Massachusetts to Receive $1.7 Million in Penalties from Metropolitan Life, Prudential Insurance Groups

Insurers Settle with Division of Insurance over Use of Social Security Death Master File

BOSTON – July 11, 2012 – Joseph G. Murphy, the Commissioner of the Patrick-Murray Administration's Division of Insurance, today announced that the Commonwealth of Massachusetts has joined in multi-state agreements with the Metropolitan Life Insurance Group and the Prudential Insurance Group over improper use of the Social Security Administration’s (SSA) Death Master List.

The Commonwealth will receive nearly $1.7 million in penalties from the insurers, which have admitted to inappropriate practices and procedures regarding funds they held or owed under life insurance policies, annuity contracts and retained asset accounts.
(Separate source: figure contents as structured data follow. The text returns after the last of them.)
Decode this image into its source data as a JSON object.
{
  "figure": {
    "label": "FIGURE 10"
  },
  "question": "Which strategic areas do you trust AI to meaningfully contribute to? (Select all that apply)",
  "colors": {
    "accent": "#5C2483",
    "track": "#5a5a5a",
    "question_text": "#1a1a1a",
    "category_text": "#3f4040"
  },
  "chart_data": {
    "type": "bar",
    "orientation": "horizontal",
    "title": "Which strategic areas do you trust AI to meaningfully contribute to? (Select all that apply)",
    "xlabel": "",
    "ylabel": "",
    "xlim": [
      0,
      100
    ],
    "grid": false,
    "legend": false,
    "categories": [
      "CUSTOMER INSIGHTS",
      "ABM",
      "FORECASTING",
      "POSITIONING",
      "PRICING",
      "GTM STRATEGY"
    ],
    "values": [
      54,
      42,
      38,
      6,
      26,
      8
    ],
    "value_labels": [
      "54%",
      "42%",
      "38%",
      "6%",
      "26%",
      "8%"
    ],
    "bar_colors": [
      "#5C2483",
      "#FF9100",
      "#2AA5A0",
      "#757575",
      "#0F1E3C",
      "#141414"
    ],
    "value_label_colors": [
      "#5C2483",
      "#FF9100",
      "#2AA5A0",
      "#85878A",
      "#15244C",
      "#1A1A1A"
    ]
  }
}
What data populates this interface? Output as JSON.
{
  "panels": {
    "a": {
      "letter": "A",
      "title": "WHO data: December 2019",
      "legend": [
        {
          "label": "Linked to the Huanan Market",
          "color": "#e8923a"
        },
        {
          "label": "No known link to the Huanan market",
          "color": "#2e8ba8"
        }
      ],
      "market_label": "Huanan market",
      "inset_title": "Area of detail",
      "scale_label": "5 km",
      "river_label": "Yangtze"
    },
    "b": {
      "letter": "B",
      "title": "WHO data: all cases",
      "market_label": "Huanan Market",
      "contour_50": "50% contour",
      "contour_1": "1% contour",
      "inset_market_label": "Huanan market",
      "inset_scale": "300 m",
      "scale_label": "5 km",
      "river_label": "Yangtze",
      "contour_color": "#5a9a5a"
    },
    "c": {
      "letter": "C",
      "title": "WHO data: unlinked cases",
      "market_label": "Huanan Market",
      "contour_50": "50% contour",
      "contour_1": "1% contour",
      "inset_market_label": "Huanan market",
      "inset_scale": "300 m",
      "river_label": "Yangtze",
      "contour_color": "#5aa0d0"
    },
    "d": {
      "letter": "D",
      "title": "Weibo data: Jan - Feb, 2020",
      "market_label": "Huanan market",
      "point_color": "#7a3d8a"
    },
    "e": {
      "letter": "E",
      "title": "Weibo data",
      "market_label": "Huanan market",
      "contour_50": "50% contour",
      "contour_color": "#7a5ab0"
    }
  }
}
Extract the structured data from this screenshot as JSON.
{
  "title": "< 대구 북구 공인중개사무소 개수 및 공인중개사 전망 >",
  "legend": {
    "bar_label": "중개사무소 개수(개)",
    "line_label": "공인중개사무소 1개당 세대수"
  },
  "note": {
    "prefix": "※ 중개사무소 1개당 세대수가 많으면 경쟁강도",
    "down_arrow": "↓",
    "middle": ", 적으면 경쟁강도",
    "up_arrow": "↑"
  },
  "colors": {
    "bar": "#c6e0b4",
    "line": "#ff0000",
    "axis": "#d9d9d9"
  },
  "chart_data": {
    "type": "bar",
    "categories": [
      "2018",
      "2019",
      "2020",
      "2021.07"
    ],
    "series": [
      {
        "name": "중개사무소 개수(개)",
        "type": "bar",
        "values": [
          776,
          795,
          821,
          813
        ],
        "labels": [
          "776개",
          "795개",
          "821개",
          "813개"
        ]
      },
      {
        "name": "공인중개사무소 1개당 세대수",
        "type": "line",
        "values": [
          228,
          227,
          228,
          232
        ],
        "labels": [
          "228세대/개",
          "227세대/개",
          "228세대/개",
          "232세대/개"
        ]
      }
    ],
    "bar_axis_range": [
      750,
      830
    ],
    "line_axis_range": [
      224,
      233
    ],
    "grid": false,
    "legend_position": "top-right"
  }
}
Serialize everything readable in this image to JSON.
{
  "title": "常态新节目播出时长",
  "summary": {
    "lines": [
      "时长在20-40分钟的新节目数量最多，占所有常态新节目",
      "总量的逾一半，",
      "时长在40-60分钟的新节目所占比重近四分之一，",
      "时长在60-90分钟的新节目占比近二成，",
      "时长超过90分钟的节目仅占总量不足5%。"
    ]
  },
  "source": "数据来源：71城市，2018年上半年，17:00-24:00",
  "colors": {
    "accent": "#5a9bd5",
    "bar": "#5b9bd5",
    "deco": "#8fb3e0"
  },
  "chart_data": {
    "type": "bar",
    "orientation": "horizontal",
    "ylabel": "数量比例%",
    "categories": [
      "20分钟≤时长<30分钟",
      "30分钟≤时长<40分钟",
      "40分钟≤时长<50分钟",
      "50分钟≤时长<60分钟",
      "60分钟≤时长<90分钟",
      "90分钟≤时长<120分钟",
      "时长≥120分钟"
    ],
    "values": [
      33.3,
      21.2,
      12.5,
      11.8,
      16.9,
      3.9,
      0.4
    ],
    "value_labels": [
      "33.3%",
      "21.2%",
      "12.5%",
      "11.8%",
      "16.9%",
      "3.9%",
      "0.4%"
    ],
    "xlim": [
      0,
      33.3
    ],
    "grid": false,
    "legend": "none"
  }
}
Massachusetts is one of a number of states which are parties to the settlement agreements.

“These settlement agreements underscore the value of interstate cooperation in the insurance arena,” said Commissioner Murphy. “More importantly, consumers, and especially families who have lost loved ones and found themselves battling large insurers over what they were rightfully owed, now can take some small comfort in knowing that industry regulators have been at work on their behalf, in Massachusetts and across the country.”

In both cases, MetLife and Prudential were not making an effort to determine when policyholders had died, and they had not made a concerted effort to identify beneficiaries. By linking to the Social Security list, the companies have a means of identifying policyholders who have died.

Under the agreements, the Metropolitan Life Insurance Group and Prudential Insurance Group companies have agreed to regularly check the SSA Death Master List or a similar source of death records to determine if their life insurance policyholders, annuity owners or retained-asset account holders have died. The insurers will then make efforts to locate beneficiaries and pay claims timely. If no beneficiary is located within one year of the date of a match, the insurers will report the funds as unclaimed property to the appropriate state entities.

“Our state insurance regulators work every day on behalf of consumers in Massachusetts,” said Barbara Anthony, Undersecretary of Consumer Affairs, the parent agency of the Division of Insurance. “Settlements and agreements such as these make clear that we will do all in our power to protect the citizens and the families of the Commonwealth.”

The Metropolitan settlement also requires quarterly reporting to the states for the next three years, with a final re-examination to occur at the end of that period. The Prudential settlement demands quarterly reporting for a period of five years, and will also culminate with a final re-examination.